Cria da base do Coritiba, o atacante Matheus Cunha segue em alta no futebol europeu, sendo titular do Hertha Berlim, da Alemanha. O atleta de 21 anos, no entanto, não esconde a frustração de não ter atuado pela equipe principal do Coxa. Ele acabou negociado ainda em 2017, trocando o Alto da Glória pelo Sion, da Suíça.

“Meu sonho era ter jogado o Brasileirão com o Couto Pereira lotado. Estava sempre na arquibancada assistindo, então aquilo me movia”, revelou em texto publicado no UOL. “Ah, o projeto [do Coritiba]? Não sei qual era, já que me venderam, pô! Quem sabe um dia a gente se reencontra e eu descubro...”, prosseguiu.
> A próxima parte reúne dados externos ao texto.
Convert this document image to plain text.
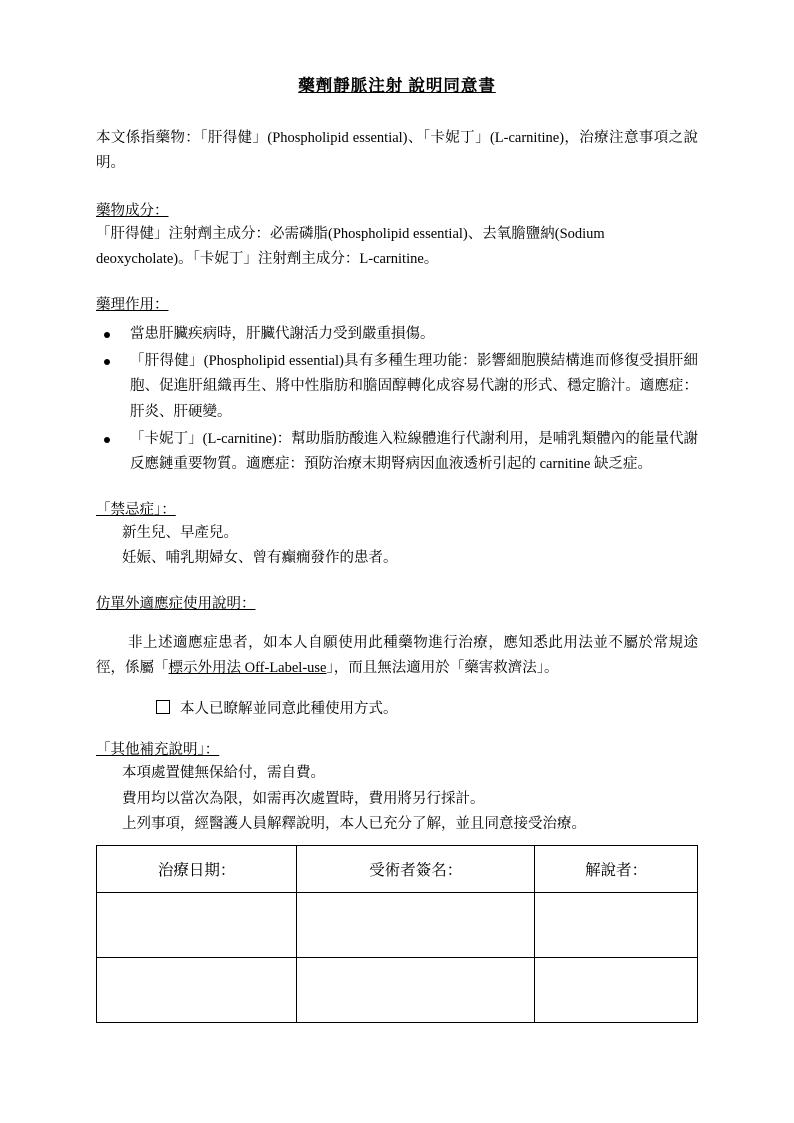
藥劑靜脈注射 說明同意書

本文係指藥物：「肝得健」(Phospholipid essential)、「卡妮丁」(L-carnitine)，治療注意事項之說明。

藥物成分：
「肝得健」注射劑主成分：必需磷脂(Phospholipid essential)、去氧膽鹽納(Sodium deoxycholate)。「卡妮丁」注射劑主成分：L-carnitine。
藥理作用：
當患肝臟疾病時，肝臟代謝活力受到嚴重損傷。
「肝得健」(Phospholipid essential)具有多種生理功能：影響細胞膜結構進而修復受損肝細胞、促進肝組織再生、將中性脂肪和膽固醇轉化成容易代謝的形式、穩定膽汁。適應症：肝炎、肝硬變。
「卡妮丁」(L-carnitine)：幫助脂肪酸進入粒線體進行代謝利用，是哺乳類體內的能量代謝反應鏈重要物質。適應症：預防治療末期腎病因血液透析引起的 carnitine 缺乏症。
「禁忌症」：
新生兒、早產兒。
妊娠、哺乳期婦女、曾有癲癇發作的患者。
仿單外適應症使用說明：

非上述適應症患者，如本人自願使用此種藥物進行治療，應知悉此用法並不屬於常規途徑，係屬「標示外用法 Off-Label-use」，而且無法適用於「藥害救濟法」。

本人已瞭解並同意此種使用方式。
「其他補充說明」：
本項處置健無保給付，需自費。
費用均以當次為限，如需再次處置時，費用將另行採計。
上列事項，經醫護人員解釋說明，本人已充分了解，並且同意接受治療。
治療日期：	受術者簽名：	解說者：
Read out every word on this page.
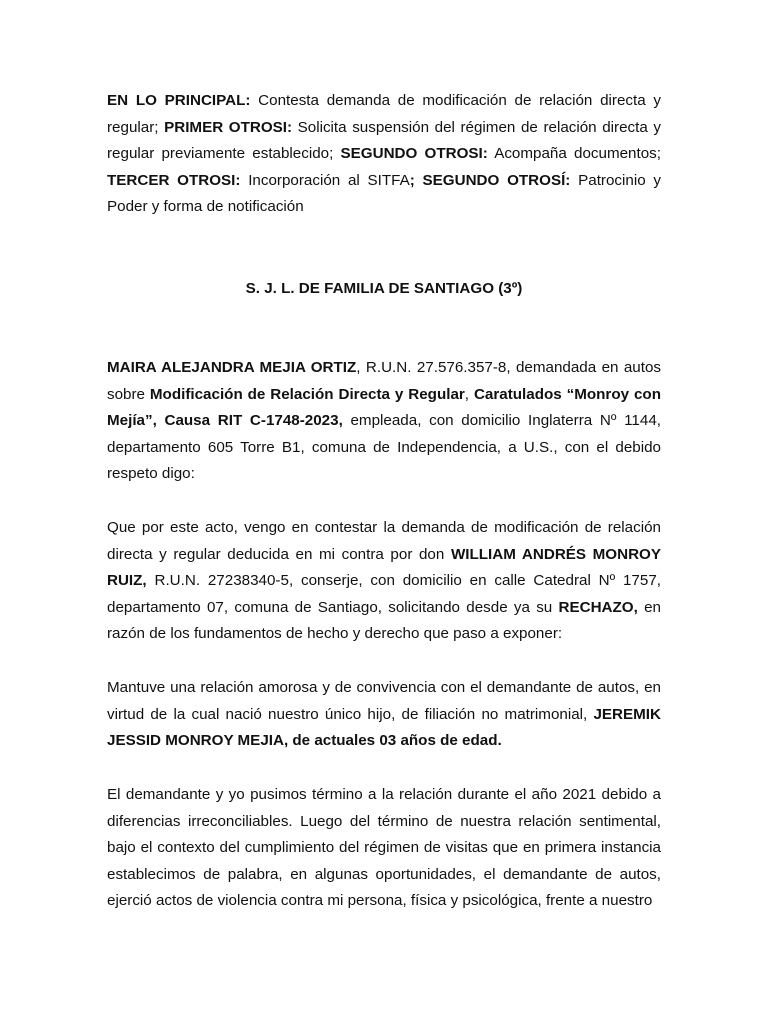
EN LO PRINCIPAL: Contesta demanda de modificación de relación directa y regular; PRIMER OTROSI: Solicita suspensión del régimen de relación directa y regular previamente establecido; SEGUNDO OTROSI: Acompaña documentos; TERCER OTROSI: Incorporación al SITFA; SEGUNDO OTROSÍ: Patrocinio y Poder y forma de notificación

S. J. L. DE FAMILIA DE SANTIAGO (3º)

MAIRA ALEJANDRA MEJIA ORTIZ, R.U.N. 27.576.357-8, demandada en autos sobre Modificación de Relación Directa y Regular, Caratulados “Monroy con Mejía”, Causa RIT C-1748-2023, empleada, con domicilio Inglaterra Nº 1144, departamento 605 Torre B1, comuna de Independencia, a U.S., con el debido respeto digo:

Que por este acto, vengo en contestar la demanda de modificación de relación directa y regular deducida en mi contra por don WILLIAM ANDRÉS MONROY RUIZ, R.U.N. 27238340-5, conserje, con domicilio en calle Catedral Nº 1757, departamento 07, comuna de Santiago, solicitando desde ya su RECHAZO, en razón de los fundamentos de hecho y derecho que paso a exponer:

Mantuve una relación amorosa y de convivencia con el demandante de autos, en virtud de la cual nació nuestro único hijo, de filiación no matrimonial, JEREMIK JESSID MONROY MEJIA, de actuales 03 años de edad.

El demandante y yo pusimos término a la relación durante el año 2021 debido a diferencias irreconciliables. Luego del término de nuestra relación sentimental, bajo el contexto del cumplimiento del régimen de visitas que en primera instancia establecimos de palabra, en algunas oportunidades, el demandante de autos, ejerció actos de violencia contra mi persona, física y psicológica, frente a nuestro
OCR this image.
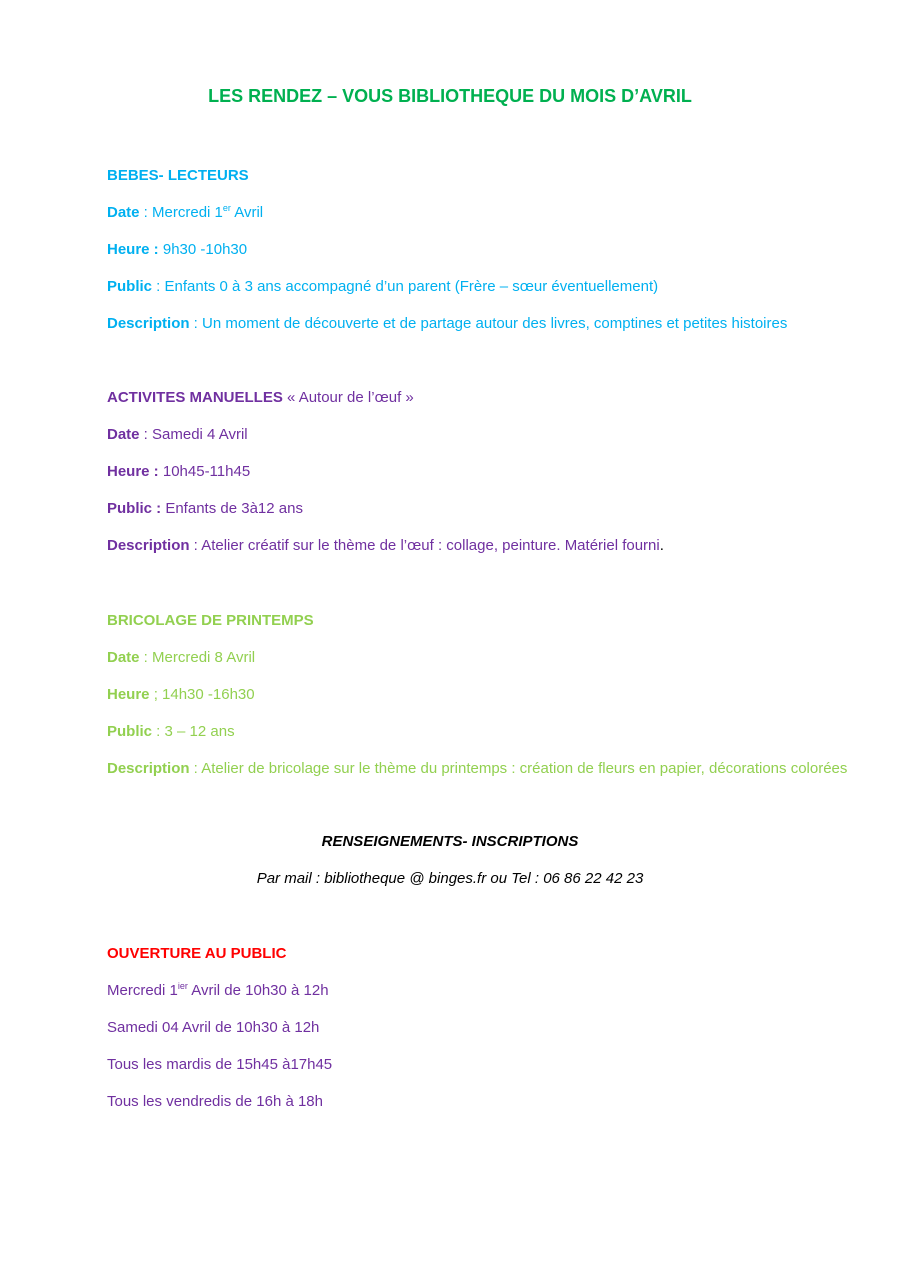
LES RENDEZ – VOUS BIBLIOTHEQUE DU MOIS D’AVRIL
BEBES- LECTEURS
Date : Mercredi 1er Avril
Heure : 9h30 -10h30
Public : Enfants 0 à 3 ans accompagné d’un parent (Frère – sœur éventuellement)
Description : Un moment de découverte et de partage autour des livres, comptines et petites histoires
ACTIVITES MANUELLES « Autour de l’œuf »
Date : Samedi 4 Avril
Heure : 10h45-11h45
Public : Enfants de 3à12 ans
Description : Atelier créatif sur le thème de l’œuf : collage, peinture. Matériel fourni.
BRICOLAGE DE PRINTEMPS
Date : Mercredi 8 Avril
Heure ; 14h30 -16h30
Public : 3 – 12 ans
Description : Atelier de bricolage sur le thème du printemps : création de fleurs en papier, décorations colorées
RENSEIGNEMENTS- INSCRIPTIONS
Par mail : bibliotheque @ binges.fr ou Tel : 06 86 22 42 23
OUVERTURE AU PUBLIC
Mercredi $1^{ier}$ Avril de 10h30 à 12h
Samedi 04 Avril de 10h30 à 12h
Tous les mardis de 15h45 à17h45
Tous les vendredis de 16h à 18h
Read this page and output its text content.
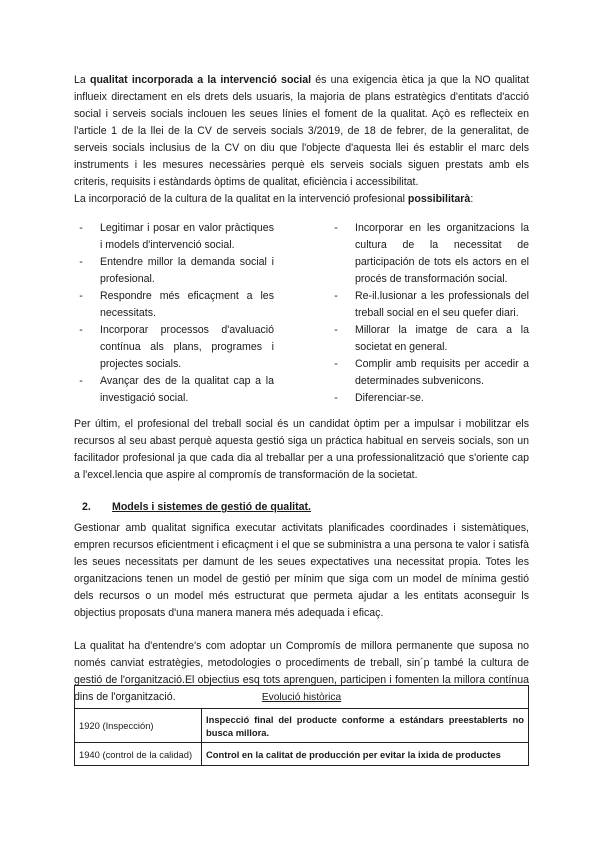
La qualitat incorporada a la intervenció social és una exigencia ètica ja que la NO qualitat influeix directament en els drets dels usuaris, la majoria de plans estratègics d'entitats d'acció social i serveis socials inclouen les seues línies el foment de la qualitat. Açò es reflecteix en l'article 1 de la llei de la CV de serveis socials 3/2019, de 18 de febrer, de la generalitat, de serveis socials inclusius de la CV on diu que l'objecte d'aquesta llei és establir el marc dels instruments i les mesures necessàries perquè els serveis socials siguen prestats amb els criteris, requisits i estàndards òptims de qualitat, eficiència i accessibilitat.

La incorporació de la cultura de la qualitat en la intervenció profesional possibilitarà:

-	Legitimar i posar en valor pràctiques i models d'intervenció social.
-	Entendre millor la demanda social i profesional.
-	Respondre més eficaçment a les necessitats.
-	Incorporar processos d'avaluació contínua als plans, programes i projectes socials.
-	Avançar des de la qualitat cap a la investigació social.
-	Incorporar en les organitzacions la cultura de la necessitat de participación de tots els actors en el procés de transformación social.
-	Re-il.lusionar a les professionals del treball social en el seu quefer diari.
-	Millorar la imatge de cara a la societat en general.
-	Complir amb requisits per accedir a determinades subvenicons.
-	Diferenciar-se.

Per últim, el profesional del treball social és un candidat òptim per a impulsar i mobilitzar els recursos al seu abast perquè aquesta gestió siga un práctica habitual en serveis socials, son un facilitador profesional ja que cada dia al treballar per a una professionalització que s'oriente cap a l'excel.lencia que aspire al compromís de transformación de la societat.

2.	Models i sistemes de gestió de qualitat.

Gestionar amb qualitat significa executar activitats planificades coordinades i sistemàtiques, empren recursos eficientment i eficaçment i el que se subministra a una persona te valor i satisfà les seues necessitats per damunt de les seues expectatives una necessitat propia. Totes les organitzacions tenen un model de gestió per mínim que siga com un model de mínima gestió dels recursos o un model més estructurat que permeta ajudar a les entitats aconseguir ls objectius proposats d'una manera manera més adequada i eficaç.

La qualitat ha d'entendre's com adoptar un Compromís de millora permanente que suposa no només canviat estratègies, metodologies o procediments de treball, sin´p també la cultura de gestió de l'organització.El objectius esq tots aprenguen, participen i fomenten la millora contínua dins de l'organització.	Evolució històrica	
1920 (Inspección)	Inspecció final del producte conforme a estándars preestablerts no busca millora.
1940 (control de la calidad)	Control en la calitat de producción per evitar la ixida de productes
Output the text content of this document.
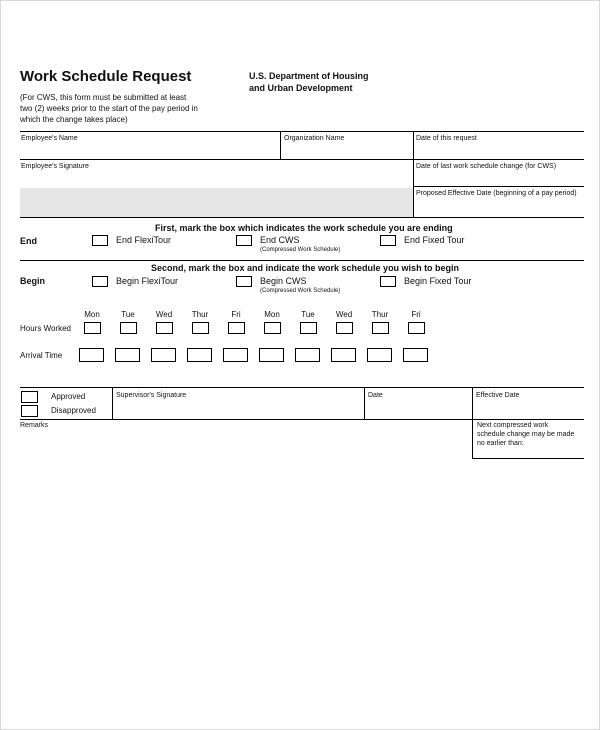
Work Schedule Request
(For CWS, this form must be submitted at least two (2) weeks prior to the start of the pay period in which the change takes place)
U.S. Department of Housing
and Urban Development
Employee's Name	Organization Name	Date of this request
Employee's Signature	Date of last work schedule change (for CWS)
Proposed Effective Date (beginning of a pay period)
First, mark the box which indicates the work schedule you are ending
End	End FlexiTour	End CWS
(Compressed Work Schedule)
End Fixed Tour
Second, mark the box and indicate the work schedule you wish to begin
Begin	Begin FlexiTour	Begin CWS
(Compressed Work Schedule)
Begin Fixed Tour
Mon	Tue	Wed	Thur	Fri	Mon	Tue	Wed	Thur	Fri
Hours Worked
Arrival Time
Approved
Disapproved
Supervisor's Signature	Date	Effective Date
Remarks	Next compressed work schedule change may be made no earlier than:
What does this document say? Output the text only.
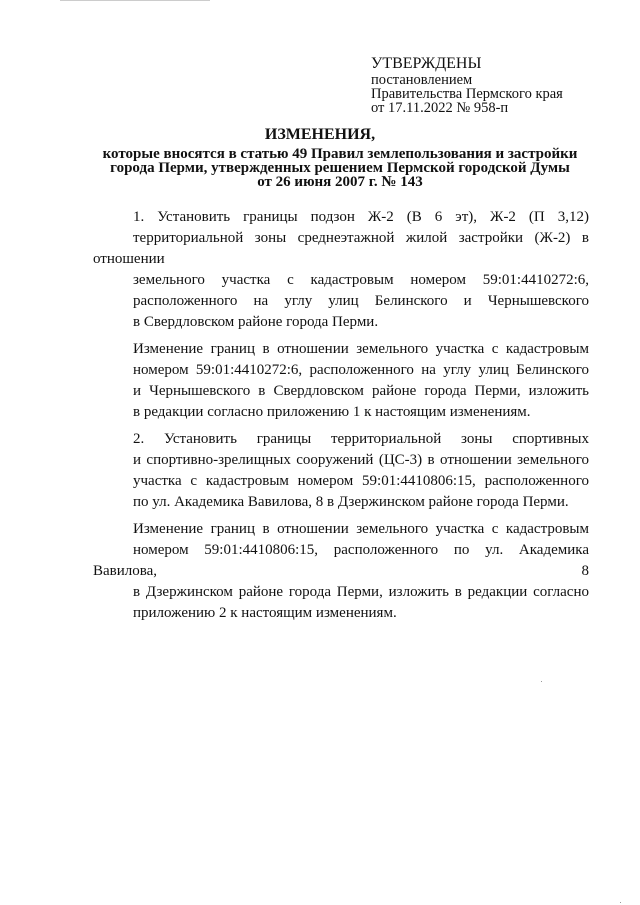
УТВЕРЖДЕНЫ
постановлением
Правительства Пермского края
от 17.11.2022 № 958-п
ИЗМЕНЕНИЯ,
которые вносятся в статью 49 Правил землепользования и застройки
города Перми, утвержденных решением Пермской городской Думы
от 26 июня 2007 г. № 143

1. Установить границы подзон Ж-2 (В 6 эт), Ж-2 (П 3,12)
территориальной зоны среднеэтажной жилой застройки (Ж-2) в отношении
земельного участка с кадастровым номером 59:01:4410272:6,
расположенного на углу улиц Белинского и Чернышевского
в Свердловском районе города Перми.

Изменение границ в отношении земельного участка с кадастровым
номером 59:01:4410272:6, расположенного на углу улиц Белинского
и Чернышевского в Свердловском районе города Перми, изложить
в редакции согласно приложению 1 к настоящим изменениям.

2. Установить границы территориальной зоны спортивных
и спортивно-зрелищных сооружений (ЦС-3) в отношении земельного
участка с кадастровым номером 59:01:4410806:15, расположенного
по ул. Академика Вавилова, 8 в Дзержинском районе города Перми.

Изменение границ в отношении земельного участка с кадастровым
номером 59:01:4410806:15, расположенного по ул. Академика Вавилова, 8
в Дзержинском районе города Перми, изложить в редакции согласно
приложению 2 к настоящим изменениям.
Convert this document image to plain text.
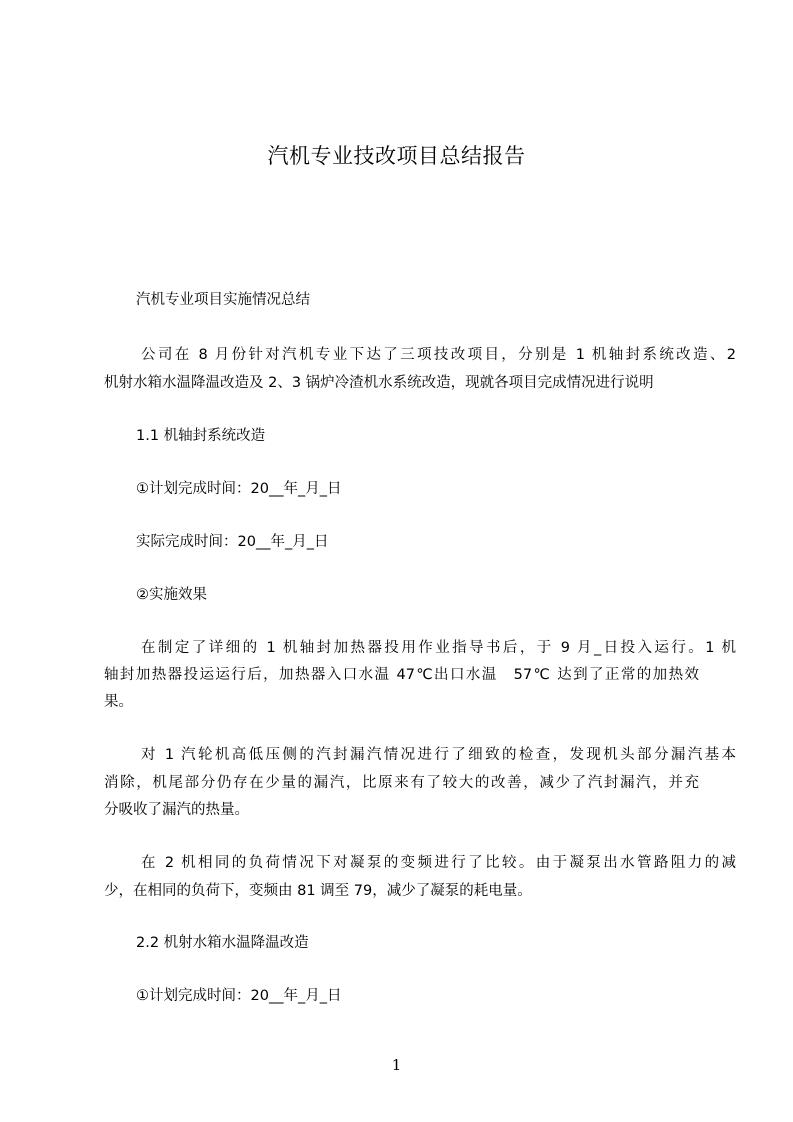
汽机专业技改项目总结报告
汽机专业项目实施情况总结
公司在 8 月份针对汽机专业下达了三项技改项目，分别是 1 机轴封系统改造、2
机射水箱水温降温改造及 2、3 锅炉冷渣机水系统改造，现就各项目完成情况进行说明
1.1 机轴封系统改造
①计划完成时间：20__年_月_日
实际完成时间：20__年_月_日
②实施效果
在制定了详细的 1 机轴封加热器投用作业指导书后，于 9 月_日投入运行。1 机
轴封加热器投运运行后，加热器入口水温 47℃出口水温　57℃ 达到了正常的加热效
果。
对 1 汽轮机高低压侧的汽封漏汽情况进行了细致的检查，发现机头部分漏汽基本
消除，机尾部分仍存在少量的漏汽，比原来有了较大的改善，减少了汽封漏汽，并充
分吸收了漏汽的热量。
在 2 机相同的负荷情况下对凝泵的变频进行了比较。由于凝泵出水管路阻力的减
少，在相同的负荷下，变频由 81 调至 79，减少了凝泵的耗电量。
2.2 机射水箱水温降温改造
①计划完成时间：20__年_月_日
1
Matheus Cunha chegou ao Coritiba aos 13 anos

Paraibano, Matheus Cunha chegou ao Coxa pouco antes de completar 14 anos, após ser aprovado em um teste e passar a morar nos alojamentos do Couto. Foi no CT da Graciosa que o jogador trocou a camisa 10 pela 9, se tornou centroavante e obteve destaque em um torneio internacional.

“O Coxa já tinha sinalizado que eu subiria ao profissional, mas quando chegou o interesse do Sion, tive que tomar uma decisão. Eu tinha visto diversos jogadores subirem e não  terem oportunidades, não só no Coritiba”, prosseguiu.

Matheus Cunha teve valorização após deixar o Coritiba

O Coritiba recebeu R$ 700 mil pela venda de 85% dos direitos econômicos de Matheus Cunha ao Sion. Na ocasião, o Coxa utilizou a grana para comprar os direitos de Matheus Galdezani. Em 2018, o Coxa vendeu os 15% restantes do atacante por 1,2 milhão de euros.

Também em 2018, o RB Leipzig, da Alemanha, desembolsou 15 milhões de euros para contratar o jovem goleador. Em 2020, foi a vez do Hertha Berlim pagar 18 milhões de euros para contar com Matheus Cunha.